I'm still the child'Cos the only thing misplaced was directionAnd I found directionThere is no childhood's endI am your childhood friend, lead me on.'
'Childhoods end' - Misplaced Childhood album
I'll leave you with a couple of little anecdotes from around 1983/84, which show the playful spirit of us all in those days, and which I hope will allow me to pay my own tribute to a fallen comrade.
We often used to spend Saturday afternoons in the wonderfully welcoming living room of Paul Green's parents, watching some truly brilliant and often awesomely terrible videos (remember those? No? Well you should!)
One weekend we were watching assorted horror movies, and I am admittedly not god with that genre, in the slightest.
Earlier that day as we settled in for the marathon session, the two
Pauls had told the story of how a previous owner of the house had been found
hanging at the top of the stairs like a grizzly marionette. I was suitably
‘creeped out’ and a couple of hours later as I sat in terrified awe watching I
think a film called ‘The Entity’, Paul ‘B’ threw a cushion across the room
outside of my peripheral vision onto my lap.
The effect was spectacular.
Already refusing to go upstairs and across the landing to the bathroom and
being the nervous type anyway, I shot vertically into the air with a scream
which could match the most talented castrato, before grabbing the cushion and
sitting in an almost catatonic state for the next hour.
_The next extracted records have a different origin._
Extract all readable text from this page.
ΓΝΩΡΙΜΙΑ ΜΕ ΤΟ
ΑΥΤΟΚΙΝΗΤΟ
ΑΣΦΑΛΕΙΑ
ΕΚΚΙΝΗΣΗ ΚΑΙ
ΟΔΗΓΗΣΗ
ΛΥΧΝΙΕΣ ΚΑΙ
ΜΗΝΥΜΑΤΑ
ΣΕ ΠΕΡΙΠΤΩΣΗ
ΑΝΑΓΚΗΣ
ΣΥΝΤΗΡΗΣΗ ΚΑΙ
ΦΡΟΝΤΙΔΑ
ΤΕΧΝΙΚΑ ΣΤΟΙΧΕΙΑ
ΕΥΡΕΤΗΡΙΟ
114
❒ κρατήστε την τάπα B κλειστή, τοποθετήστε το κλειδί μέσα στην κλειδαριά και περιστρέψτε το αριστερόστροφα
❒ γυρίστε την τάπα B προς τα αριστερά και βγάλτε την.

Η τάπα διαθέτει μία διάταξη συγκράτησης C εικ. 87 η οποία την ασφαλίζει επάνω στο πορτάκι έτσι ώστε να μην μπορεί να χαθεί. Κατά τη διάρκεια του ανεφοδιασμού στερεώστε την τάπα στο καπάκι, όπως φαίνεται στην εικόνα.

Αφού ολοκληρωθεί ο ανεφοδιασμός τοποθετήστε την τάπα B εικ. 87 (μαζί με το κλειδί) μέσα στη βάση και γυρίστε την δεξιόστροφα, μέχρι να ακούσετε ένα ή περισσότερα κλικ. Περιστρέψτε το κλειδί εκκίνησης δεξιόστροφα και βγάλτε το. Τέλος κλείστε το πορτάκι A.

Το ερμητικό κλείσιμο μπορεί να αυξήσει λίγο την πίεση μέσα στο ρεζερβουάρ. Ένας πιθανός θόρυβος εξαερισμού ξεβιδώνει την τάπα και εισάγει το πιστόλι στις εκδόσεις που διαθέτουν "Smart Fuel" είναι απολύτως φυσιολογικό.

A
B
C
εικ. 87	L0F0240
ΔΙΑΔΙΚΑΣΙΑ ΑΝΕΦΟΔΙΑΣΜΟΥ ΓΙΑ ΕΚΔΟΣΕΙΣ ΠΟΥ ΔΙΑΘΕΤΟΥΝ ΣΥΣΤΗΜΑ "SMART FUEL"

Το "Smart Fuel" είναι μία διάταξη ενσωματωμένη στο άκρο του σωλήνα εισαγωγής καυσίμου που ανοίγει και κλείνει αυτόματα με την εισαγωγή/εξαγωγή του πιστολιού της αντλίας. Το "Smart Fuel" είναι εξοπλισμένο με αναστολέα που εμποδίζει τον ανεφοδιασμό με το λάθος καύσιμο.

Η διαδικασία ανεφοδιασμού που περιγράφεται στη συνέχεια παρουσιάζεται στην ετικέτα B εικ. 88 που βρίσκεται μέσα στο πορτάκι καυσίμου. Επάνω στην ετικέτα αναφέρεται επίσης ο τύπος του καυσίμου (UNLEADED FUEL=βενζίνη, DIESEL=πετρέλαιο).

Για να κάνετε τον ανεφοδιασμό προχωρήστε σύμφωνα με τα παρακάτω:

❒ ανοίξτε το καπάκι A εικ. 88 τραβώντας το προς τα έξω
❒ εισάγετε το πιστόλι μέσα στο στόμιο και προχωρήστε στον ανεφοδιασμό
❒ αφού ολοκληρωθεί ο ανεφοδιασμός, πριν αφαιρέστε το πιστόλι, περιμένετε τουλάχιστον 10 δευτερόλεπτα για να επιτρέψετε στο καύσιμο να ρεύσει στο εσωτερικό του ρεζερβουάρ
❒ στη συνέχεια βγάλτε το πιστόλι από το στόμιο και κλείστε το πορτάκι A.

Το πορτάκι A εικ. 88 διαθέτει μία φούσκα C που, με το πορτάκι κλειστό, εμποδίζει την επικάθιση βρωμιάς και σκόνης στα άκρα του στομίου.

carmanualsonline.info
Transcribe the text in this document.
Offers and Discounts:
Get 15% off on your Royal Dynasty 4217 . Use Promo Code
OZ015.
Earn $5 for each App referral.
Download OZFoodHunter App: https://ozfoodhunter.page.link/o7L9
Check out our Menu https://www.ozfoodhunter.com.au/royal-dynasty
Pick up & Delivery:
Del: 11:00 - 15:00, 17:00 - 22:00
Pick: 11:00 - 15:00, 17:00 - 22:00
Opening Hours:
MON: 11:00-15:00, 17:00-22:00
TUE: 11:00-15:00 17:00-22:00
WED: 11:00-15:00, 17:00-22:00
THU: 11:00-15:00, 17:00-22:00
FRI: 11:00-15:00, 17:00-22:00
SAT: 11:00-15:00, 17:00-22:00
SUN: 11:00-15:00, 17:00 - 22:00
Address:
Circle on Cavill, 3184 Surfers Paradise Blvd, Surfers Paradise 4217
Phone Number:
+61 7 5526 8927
Paul's parent's place was a creepy house at
times though. When Paul’s parents went on holiday, we spent a week painting,
gaming, making the odd trip to Games Workshop to see if Golden Heroes, the
latest RPG set in the world of comic book super heroes or Twilight 2000, a game
of a realistic post-apocalyptic future had been released. We ate when we felt a
collective hunger and slept when the mood took us in the living room that was
one of the most comfortable places I have ever slept. I was
still wary of the landing and the lads did a sterling job of maintaining my
state of nervous caution.
In my fuzzy headed state I was
aware of a bilious green glow in the room, an eerie musical chord and a deep
‘Muwhahamuwhahamuwhahaaaaaaar!’ from close by. I was not the only person who
heard it and four teenage lads were suddenly sitting bolt upright, cushions
flying as the struggled to assume various poses from ‘karate’ to ‘scared
rabbit’.
Thankfully, it wasn't a
demonic servant from the outer planes of Hell, but the first playing on local
radio of the theme to the forthcoming Ghostbusters film by Ray Parker Jr. Paul
‘A’ had at some time in the night, turned off the T.V set and switched on his
Dad’s ‘radiogram’ which, had a green backlight on the tuner, hence the sickly
glow in the room.
Every time I hear that song, I still crack into a smile as I
remember that night almost 28 years ago. And that is exactly how it should be.
Paul Stephens - September 1967 to December 2016
Rest in peace Paul, and get the drinks ready at the bar, because all too soon, we'll all be there with you.